Carlos Hidalgo tiene 12 años y es peruano. Estudia en la escuela Juan Verdaguer Planas, de la comuna de la Recoleta, en Santiago. En una actividad escolar le enseñan a valorar sus orígenes. Machu Picchu y las Líneas de Nasca aparecen, como consecuencia, entre los gráficos de su tarea. Pero cuando le preguntan si es hincha de Alianza Lima o Universitario de Deportes se queda callado. En realidad, apenas conoce a esos equipos (lo suyo es el Colo-Colo). En su casa, ven televisión peruana todas las noches –gracias a un decodificador chino–. Su padre es un seguidor leal del Descentralizado peruano y de la crema de sus amores, y cuando habla por Skype con sus primos en Chimbote no falta el comentario futbolero. Pero Carlitos no comparte la pasión de su viejo; Carlitos es un posperuano.
Doscientos treinta y dos millones de personas viven en un país distinto al que nacieron, según los cálculos anunciados por el Día Internacional del Migrante, celebrado ayer. Dos millones y medio de ellos son peruanos repartidos en los cinco continentes. La principal colonia peruana se encuentra en Estados Unidos (casi 800 mil), pero la concentración migratoria atraviesa océanos: España (400 mil) e Italia (250 mil) en Europa, Japón (100 mil) en Asia, y Argentina (350 mil) y Chile (200 mil) en el vecindario. Las cifras muestran una desaceleración en el crecimiento de emigrantes peruanos, pero no una reducción abrupta.

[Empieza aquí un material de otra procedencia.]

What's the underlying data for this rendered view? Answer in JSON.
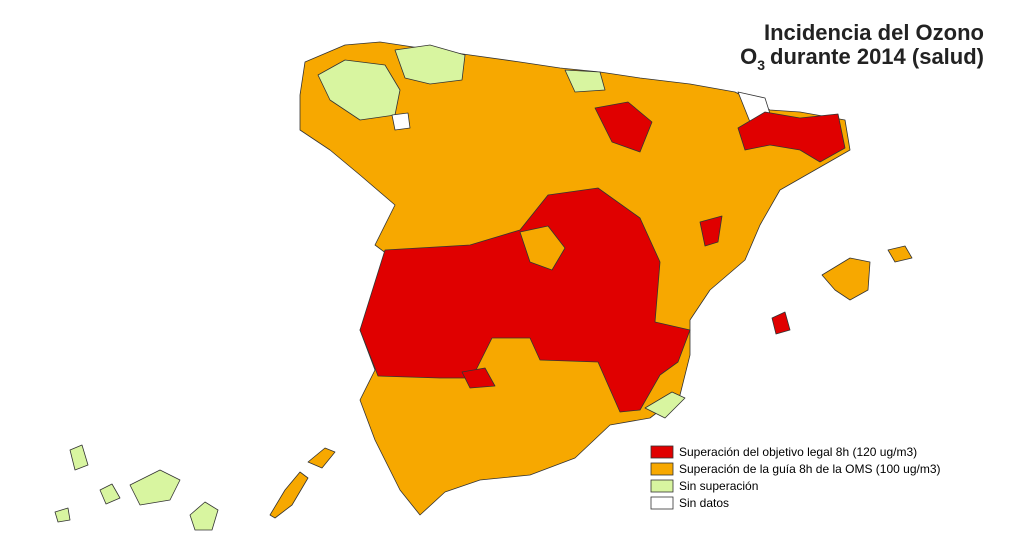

Es decir, inclusive durante el mejor momento de la economía del país, los peruanos continuaron cruzando fronteras.
Los ciclos migratorios recientes, empero, no están asociados a hechos traumáticos como la hiperinflación, el terrorismo o las persecuciones políticas de regímenes autoritarios (como sucedió en el siglo XX). Estamos ante un fenómeno de desarraigo voluntario, en el que las razones asociadas a tomar las maletas son más personales que resultado de determinantes colectivos. Por lo tanto, el Perú deja de ser aquel dolor que se disuelve en la nostalgia de una Inca Kola comprada en supermercado mexicano o un llanto guitarrero que se apacigua escuchando a Polo Campos. El Perú –para el posperuano– se convierte en un cariño bonito.
La globalización y los avances tecnológicos han moldeado nuevos hábitos en el emigrante peruano. El posperuano escucha o ve las noticias de su terruño cuando se le antoja, chatea cotidianamente con los suyos y comparte su día a día por redes sociales. Nunca antes estuvo tan conectado con su país a pesar de la distancia y, por si fuera poco, el ‘boom’ gastronómico hace menos difícil acceder a lo que más extraña. Es más, no está desterrado eternamente en tierra ajena, sino que visita sus orígenes con más frecuencia (y con menos drama).
Por lo tanto, no es descabellado hipotetizar que estos cambios en la relación entre el emigrante y su país de origen han relajado los apasionamientos nacionalistas característicos de la modernidad. La peruanidad se convierte en un sentimiento de menor intensidad, deja de estar vinculada a odios o amores y se vive como herencia cultural y respeto por los orígenes. Pero la necesidad de reivindicarla política, social o deportivamente pierde sentido en aquellas sociedades que empiezan a valorar positivamente las diferencias. Y en estas, el posperuano no está interesado en marcar fronteras, sino en borrarlas.